The potential political and military realignment of Turkey has obvious implications for NATO, U.S interests in the Middle East, U.S. Air Force basing rights in eastern Turkey, and Sixth Fleet. The Turkish Army, some 350,000 strong (with almost the same number as reservists), is the second largest standing army in NATO and the largest land force in the eastern Mediterranean. The Turkish Navy is capable, professional, and being modernized. The navy operates a dozen modern submarines (variants of German Type 209s constructed in Turkey), some two dozen frigates and corvettes, plus fast-attack boats, patrol craft, mine warfare ships and several dozen small amphibious ships.
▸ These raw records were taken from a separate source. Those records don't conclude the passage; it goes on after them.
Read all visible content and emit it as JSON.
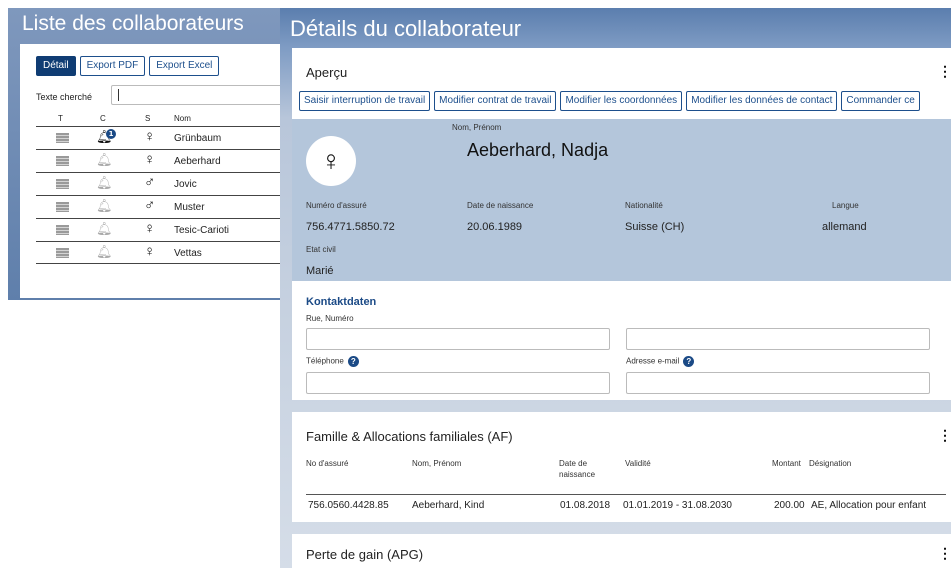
{
  "list_window": {
    "title": "Liste des collaborateurs",
    "buttons": [
      "Détail",
      "Export PDF",
      "Export Excel"
    ],
    "search_label": "Texte cherché",
    "search_value": "",
    "columns": [
      "T",
      "C",
      "S",
      "Nom"
    ],
    "rows": [
      {
        "name": "Grünbaum",
        "gender": "♀",
        "notification_active": true,
        "notification_count": "1"
      },
      {
        "name": "Aeberhard",
        "gender": "♀",
        "notification_active": false,
        "notification_count": ""
      },
      {
        "name": "Jovic",
        "gender": "♂",
        "notification_active": false,
        "notification_count": ""
      },
      {
        "name": "Muster",
        "gender": "♂",
        "notification_active": false,
        "notification_count": ""
      },
      {
        "name": "Tesic-Carioti",
        "gender": "♀",
        "notification_active": false,
        "notification_count": ""
      },
      {
        "name": "Vettas",
        "gender": "♀",
        "notification_active": false,
        "notification_count": ""
      }
    ],
    "icons": {
      "type": "document-icon",
      "notification": "bell-icon"
    }
  },
  "detail_window": {
    "title": "Détails du collaborateur",
    "overview": {
      "title": "Aperçu",
      "menu_glyph": "⋮",
      "actions": [
        "Saisir interruption de travail",
        "Modifier contrat de travail",
        "Modifier les coordonnées",
        "Modifier les données de contact",
        "Commander ce"
      ],
      "avatar_glyph": "♀",
      "name_label": "Nom, Prénom",
      "name_value": "Aeberhard, Nadja",
      "fields": {
        "insured_no_label": "Numéro d'assuré",
        "insured_no": "756.4771.5850.72",
        "birth_label": "Date de naissance",
        "birth": "20.06.1989",
        "nationality_label": "Nationalité",
        "nationality": "Suisse (CH)",
        "language_label": "Langue",
        "language": "allemand",
        "civil_label": "Etat civil",
        "civil": "Marié"
      },
      "contact": {
        "heading": "Kontaktdaten",
        "street_label": "Rue, Numéro",
        "street_value": "",
        "street2_value": "",
        "phone_label": "Téléphone",
        "phone_value": "",
        "email_label": "Adresse e-mail",
        "email_value": "",
        "help_glyph": "?"
      }
    },
    "family": {
      "title": "Famille & Allocations familiales (AF)",
      "menu_glyph": "⋮",
      "columns": [
        "No d'assuré",
        "Nom, Prénom",
        "Date de naissance",
        "Validité",
        "Montant",
        "Désignation"
      ],
      "rows": [
        {
          "insured_no": "756.0560.4428.85",
          "name": "Aeberhard, Kind",
          "birth": "01.08.2018",
          "validity": "01.01.2019 - 31.08.2030",
          "amount": "200.00",
          "designation": "AE, Allocation pour enfant"
        }
      ]
    },
    "apg": {
      "title": "Perte de gain (APG)",
      "menu_glyph": "⋮"
    }
  },
  "colors": {
    "accent": "#0f3c73",
    "profile_bg": "#b4c6db",
    "header_gradient": "#5b7eae"
  }
}
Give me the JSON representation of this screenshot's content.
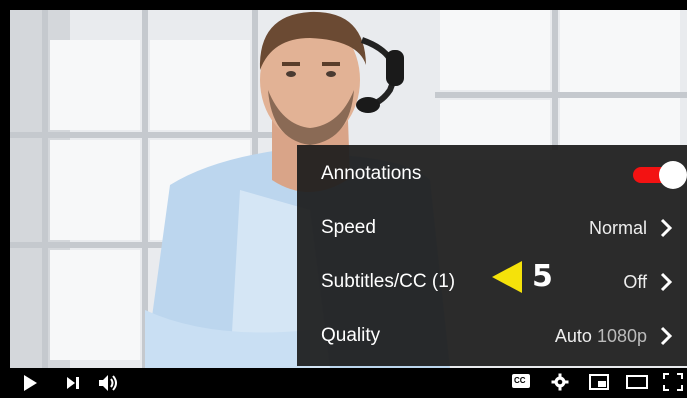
{
  "menu": {
    "items": [
      {
        "label": "Annotations",
        "value": "",
        "control": "toggle",
        "state": "on"
      },
      {
        "label": "Speed",
        "value": "Normal",
        "control": "chevron"
      },
      {
        "label": "Subtitles/CC (1)",
        "value": "Off",
        "control": "chevron"
      },
      {
        "label": "Quality",
        "value": "Auto",
        "value_detail": "1080p",
        "control": "chevron"
      }
    ]
  },
  "callout": {
    "number": "5",
    "color": "#f5e20a"
  },
  "controls": {
    "left": [
      "play-icon",
      "next-icon",
      "volume-icon"
    ],
    "right": [
      "captions-icon",
      "settings-icon",
      "miniplayer-icon",
      "theater-icon",
      "fullscreen-icon"
    ],
    "cc_label": "CC"
  },
  "colors": {
    "toggle_on": "#f31212",
    "menu_bg": "#1c1c1c"
  }
}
Most significantly, Turkey is building its first “aircraft carrier,” the amphibious assault ship Anatolia—a 27,000 ton Juan Carlos–class LHD designed to operate 12 F-35Bs and 12 helicopters.
But the S-400 purchase caused the United States to terminate Turkey’s participation in the F-35 program, which likely will result in Ankara purchasing Soviet aircraft for this ship, possibly the Su-33, an improved version of the Su-27 designated Flanker D, which was designed for use on board the Russian carrier Admiral Kuznetzov. The commissioning of the Anatolia, expected in 2021, will make the Turkish Navy the strongest in the eastern Mediterranean.
Turkey is a valuable ally for the West with significant military/naval power and economic potential and the ability to exert great influence over events in the eastern Mediterranean and Middle East. It is not beyond the realm of possibility that Turkey will ultimately emerge as the leader of a regional Muslim confederation. It is not in the interest of the United States, NATO, or the European Union, to see it forge a de facto alliance with Russia.
NATO and the United States have recognized this and are taking steps to improve military-to-military relations—and to persuade Turkey that no alliance with Russia could ever provide the security and the economic advantages offered by NATO membership. But this process will require time and patience, and it is unlikely to result in a near-term diminution of Turkey’s relationship with Russia or a return to the NATO-Western European orientation that characterized Turkey’s first 50 years in the alliance. Turkey has reoriented; future military/naval relationships with Turkey, while probably cordial and cooperative, will be different. It will be particularly important in exercises and other military-to-military relations for U.S. and NATO leaders to recognize this change and demonstrate through professionalism and respect that Turkey’s interests will continue to be best served by close cooperation with NATO and the West.